Consider this portion of President Biden's remarks on Holocaust Remembrance Day:
By the time the war ended, 6 million Jews — one out of every three Jews in the entire world — were murdered.
This ancient hatred of Jews didn’t begin with the Holocaust; it didn’t end with the Holocaust, either, or after — or even after our victory in World War Two.
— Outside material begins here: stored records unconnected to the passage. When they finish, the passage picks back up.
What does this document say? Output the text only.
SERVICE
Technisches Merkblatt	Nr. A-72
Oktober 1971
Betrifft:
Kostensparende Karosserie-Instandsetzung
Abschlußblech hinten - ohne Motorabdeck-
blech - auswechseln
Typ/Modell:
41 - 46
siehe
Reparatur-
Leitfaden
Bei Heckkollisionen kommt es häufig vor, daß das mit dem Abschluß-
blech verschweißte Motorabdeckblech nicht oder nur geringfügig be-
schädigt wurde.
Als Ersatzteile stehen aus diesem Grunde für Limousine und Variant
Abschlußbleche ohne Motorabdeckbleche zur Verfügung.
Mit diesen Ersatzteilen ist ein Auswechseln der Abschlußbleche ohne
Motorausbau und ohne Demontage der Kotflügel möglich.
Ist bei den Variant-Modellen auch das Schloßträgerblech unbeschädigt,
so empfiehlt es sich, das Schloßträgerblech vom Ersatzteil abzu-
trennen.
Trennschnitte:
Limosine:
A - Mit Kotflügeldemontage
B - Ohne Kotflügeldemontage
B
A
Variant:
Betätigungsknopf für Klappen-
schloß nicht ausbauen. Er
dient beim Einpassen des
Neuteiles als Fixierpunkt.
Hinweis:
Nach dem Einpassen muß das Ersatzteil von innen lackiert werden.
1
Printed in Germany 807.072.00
This hatred continues to lie deep in the hearts of too many people in the world, and it requires our continued vigilance and outspokenness.
That hatred was brought to life on October 7th in 2023. On a sacred Jewish holiday, the terrorist group Hamas unleashed the deadliest day of the Jewish people since the Holocaust.
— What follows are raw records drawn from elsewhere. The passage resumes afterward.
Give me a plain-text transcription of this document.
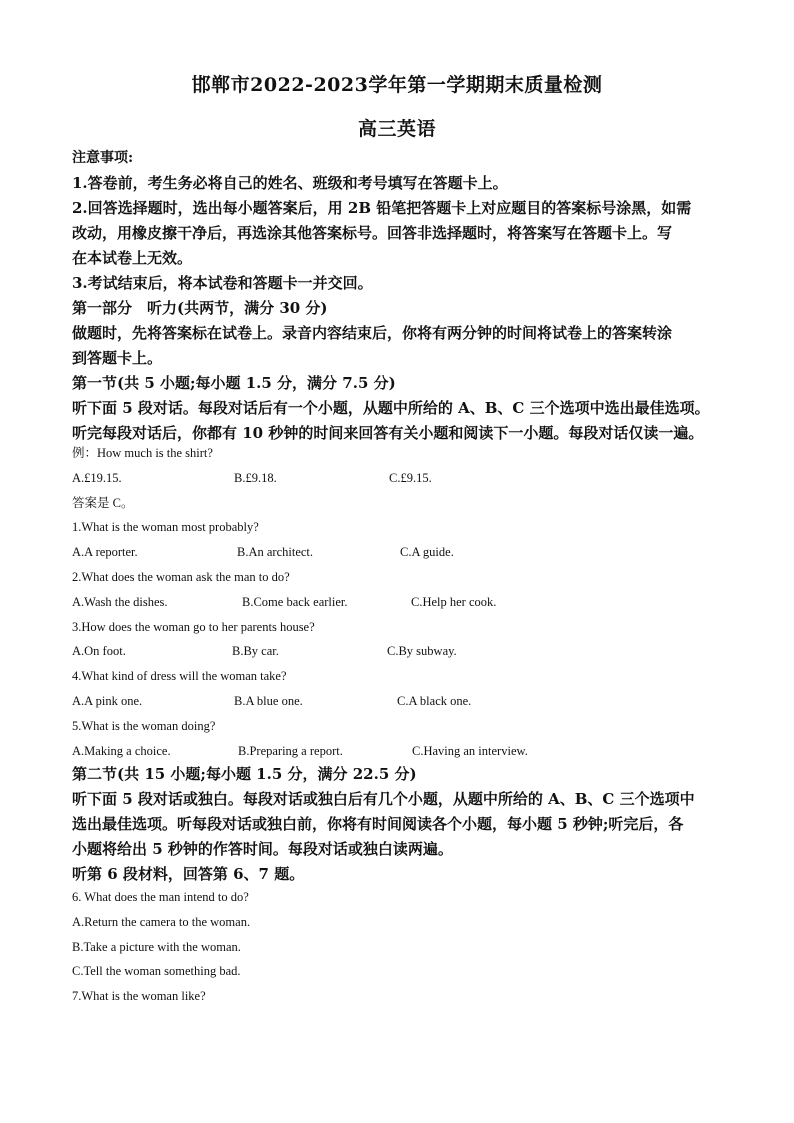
邯郸市2022-2023学年第一学期期末质量检测
高三英语

注意事项:

1.答卷前，考生务必将自己的姓名、班级和考号填写在答题卡上。

2.回答选择题时，选出每小题答案后，用 2B 铅笔把答题卡上对应题目的答案标号涂黑，如需

改动，用橡皮擦干净后，再选涂其他答案标号。回答非选择题时，将答案写在答题卡上。写

在本试卷上无效。

3.考试结束后，将本试卷和答题卡一并交回。

第一部分　听力(共两节，满分 30 分)

做题时，先将答案标在试卷上。录音内容结束后，你将有两分钟的时间将试卷上的答案转涂

到答题卡上。

第一节(共 5 小题;每小题 1.5 分，满分 7.5 分)

听下面 5 段对话。每段对话后有一个小题，从题中所给的 A、B、C 三个选项中选出最佳选项。

听完每段对话后，你都有 10 秒钟的时间来回答有关小题和阅读下一小题。每段对话仅读一遍。

例：How much is the shirt?

A.£19.15.	B.£9.18.	C.£9.15.

答案是 C。

1.What is the woman most probably?

A.A reporter.	B.An architect.	C.A guide.

2.What does the woman ask the man to do?

A.Wash the dishes.	B.Come back earlier.	C.Help her cook.

3.How does the woman go to her parents house?

A.On foot.	B.By car.	C.By subway.

4.What kind of dress will the woman take?

A.A pink one.	B.A blue one.	C.A black one.

5.What is the woman doing?

A.Making a choice.	B.Preparing a report.	C.Having an interview.

第二节(共 15 小题;每小题 1.5 分，满分 22.5 分)

听下面 5 段对话或独白。每段对话或独白后有几个小题，从题中所给的 A、B、C 三个选项中

选出最佳选项。听每段对话或独白前，你将有时间阅读各个小题，每小题 5 秒钟;听完后，各

小题将给出 5 秒钟的作答时间。每段对话或独白读两遍。

听第 6 段材料，回答第 6、7 题。

6. What does the man intend to do?

A.Return the camera to the woman.

B.Take a picture with the woman.

C.Tell the woman something bad.

7.What is the woman like?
Driven by ancient desire to wipeout the Jewish people off the face of the Earth, over 1,200 innocent people — babies, parents, grandparents — slaughtered in their kibbutz, massacred at a musical festival, brutally raped, mutilated, and sexually assaulted. Thousands more carrying wounds, bullets, and shrapnel from the memory of that terrible day they endured. Hundreds taken hostage, including survivors of the Shoah.
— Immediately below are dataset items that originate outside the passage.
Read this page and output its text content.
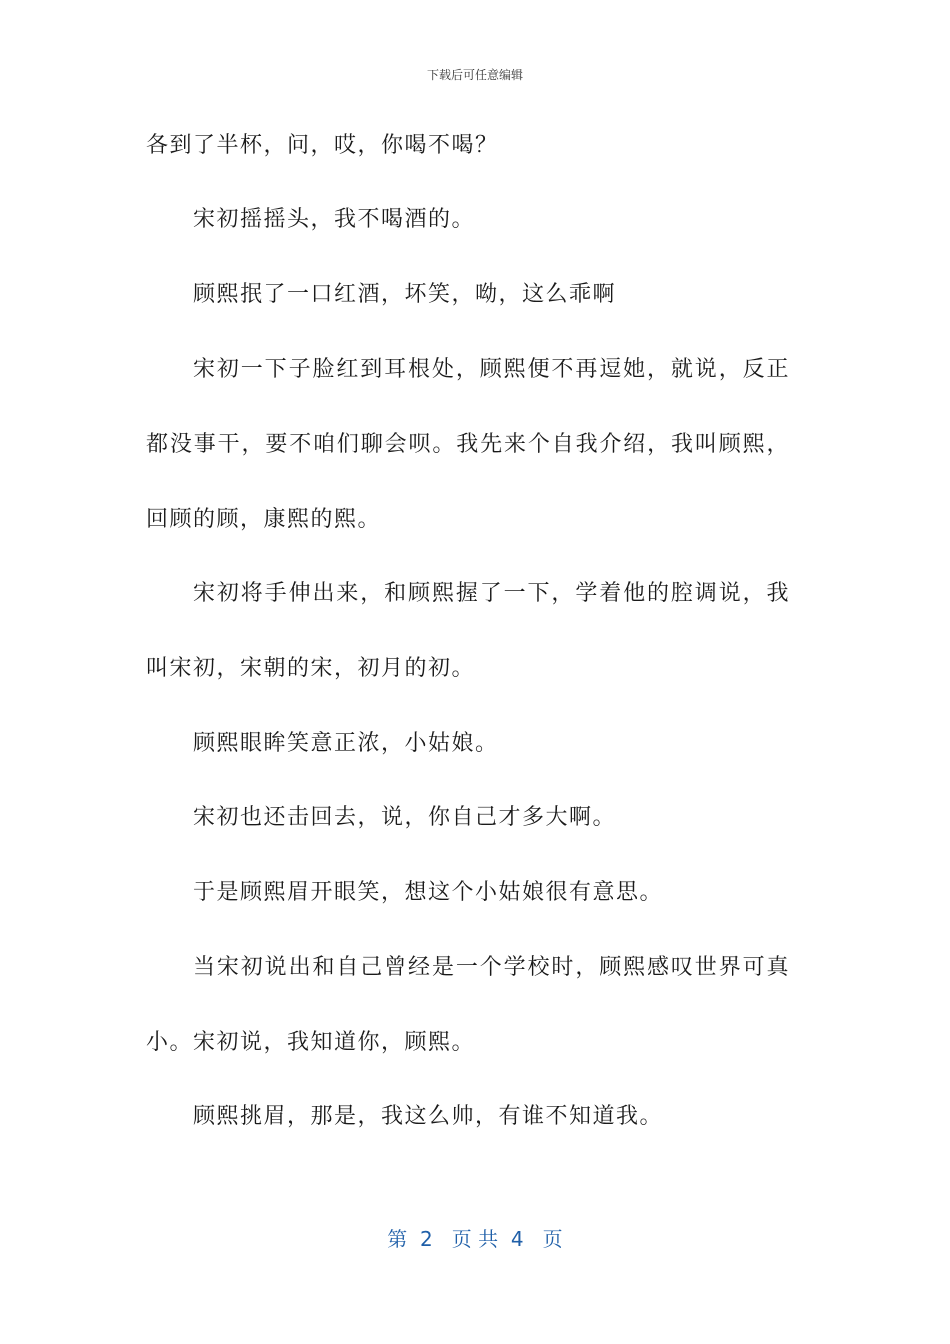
下载后可任意编辑
各到了半杯，问，哎，你喝不喝？
宋初摇摇头，我不喝酒的。
顾熙抿了一口红酒，坏笑，呦，这么乖啊
宋初一下子脸红到耳根处，顾熙便不再逗她，就说，反正
都没事干，要不咱们聊会呗。我先来个自我介绍，我叫顾熙，
回顾的顾，康熙的熙。
宋初将手伸出来，和顾熙握了一下，学着他的腔调说，我
叫宋初，宋朝的宋，初月的初。
顾熙眼眸笑意正浓，小姑娘。
宋初也还击回去，说，你自己才多大啊。
于是顾熙眉开眼笑，想这个小姑娘很有意思。
当宋初说出和自己曾经是一个学校时，顾熙感叹世界可真
小。宋初说，我知道你，顾熙。
顾熙挑眉，那是，我这么帅，有谁不知道我。
第  2   页 共  4   页
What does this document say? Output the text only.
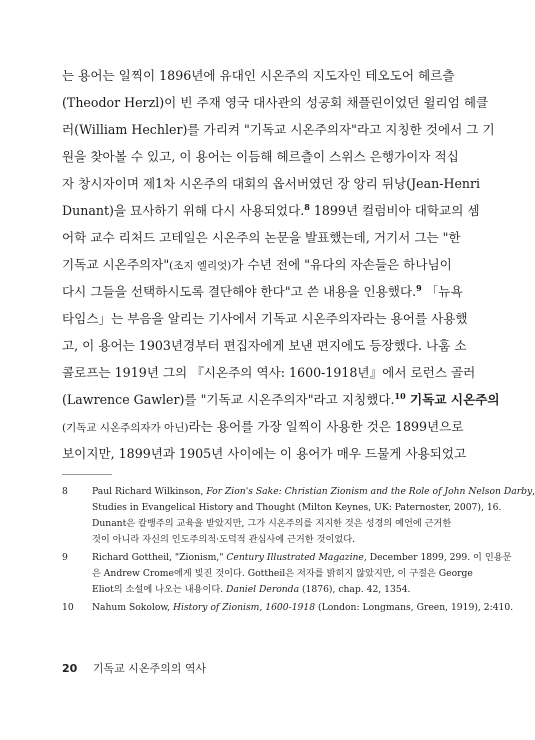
는 용어는 일찍이 1896년에 유대인 시온주의 지도자인 테오도어 헤르츨
(Theodor Herzl)이 빈 주재 영국 대사관의 성공회 채플린이었던 윌리엄 헤클
러(William Hechler)를 가리켜 "기독교 시온주의자"라고 지칭한 것에서 그 기
원을 찾아볼 수 있고, 이 용어는 이듬해 헤르츨이 스위스 은행가이자 적십
자 창시자이며 제1차 시온주의 대회의 옵서버였던 장 앙리 뒤낭(Jean-Henri
Dunant)을 묘사하기 위해 다시 사용되었다.$^8$ 1899년 컬럼비아 대학교의 셈
어학 교수 리처드 고테일은 시온주의 논문을 발표했는데, 거기서 그는 "한
기독교 시온주의자"(조지 엘리엇)가 수년 전에 "유다의 자손들은 하나님이
다시 그들을 선택하시도록 결단해야 한다"고 쓴 내용을 인용했다.$^9$ 「뉴욕
타임스」는 부음을 알리는 기사에서 기독교 시온주의자라는 용어를 사용했
고, 이 용어는 1903년경부터 편집자에게 보낸 편지에도 등장했다. 나훔 소
콜로프는 1919년 그의 『시온주의 역사: 1600-1918년』에서 로런스 골러
(Lawrence Gawler)를 "기독교 시온주의자"라고 지칭했다.$^{10}$ 기독교 시온주의
(기독교 시온주의자가 아닌)라는 용어를 가장 일찍이 사용한 것은 1899년으로
보이지만, 1899년과 1905년 사이에는 이 용어가 매우 드물게 사용되었고
8	Paul Richard Wilkinson, For Zion's Sake: Christian Zionism and the Role of John Nelson Darby,
Studies in Evangelical History and Thought (Milton Keynes, UK: Paternoster, 2007), 16.
Dunant은 칼뱅주의 교육을 받았지만, 그가 시온주의를 지지한 것은 성경의 예언에 근거한
것이 아니라 자신의 인도주의적·도덕적 관심사에 근거한 것이었다.
9	Richard Gottheil, "Zionism," Century Illustrated Magazine, December 1899, 299. 이 인용문
은 Andrew Crome에게 빚진 것이다. Gottheil은 저자를 밝히지 않았지만, 이 구절은 George
Eliot의 소설에 나오는 내용이다. Daniel Deronda (1876), chap. 42, 1354.
10 Nahum Sokolow, History of Zionism, 1600-1918 (London: Longmans, Green, 1919), 2:410.
20 기독교 시온주의의 역사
Now, here we are, not 75 years later but just seven and a half months later, and people are already forgetting. They’re already forgetting that Hamas unleashed this terror, that it was Hamas that brutalized Israelis, that it was Hamas who took and continues to hold hostages. I have not forgotten, nor have you, and we will not forget.
Now consider President Biden's remarks to CNN's Erin Burnett the following day concerning his decision to withhold military aid from Israel and preventing it from going into Rafah and ending the evil of Hamas:
Civilians have been killed in Gaza as a consequence of those bombs and other ways in which they go after population centers.
And I made it clear that, if they go into Rafah—they haven’t gone into Rafah yet. If they go into Rafah, I’m not supplying the weapons that have been used historically to deal with Rafah, to deal with the cities, to deal with that problem.
We’re going to continue to make sure Israel is secure, in terms of Iron Dome and their ability to respond to attacks like came out of the Middle East recently.
But it’s—it’s just wrong. We’re not going to supply the weapons and the artillery shells that have been used.
President Biden subsequently told Burnett, "We’re not walking away from Israel’s security. We’re walking away from Israel’s ability to wage war in those areas."
Unfortunately, President Biden is sending mixed messages when it comes to both anti-Semitism and Hamas.
During his Holocaust Remembrance speech, President Biden said, "Never again, simply translated for me, means “never forget.”
Well by preventing Israel's ability to wage war in those areas President Biden has forgotten that Hamas has vowed to carry out as many October 7ths attacks as it takes to wipe Israel out of existence and for anti-Semitism to triumph.
As long as President Biden ties Israel's hands behind its back then never again become not again.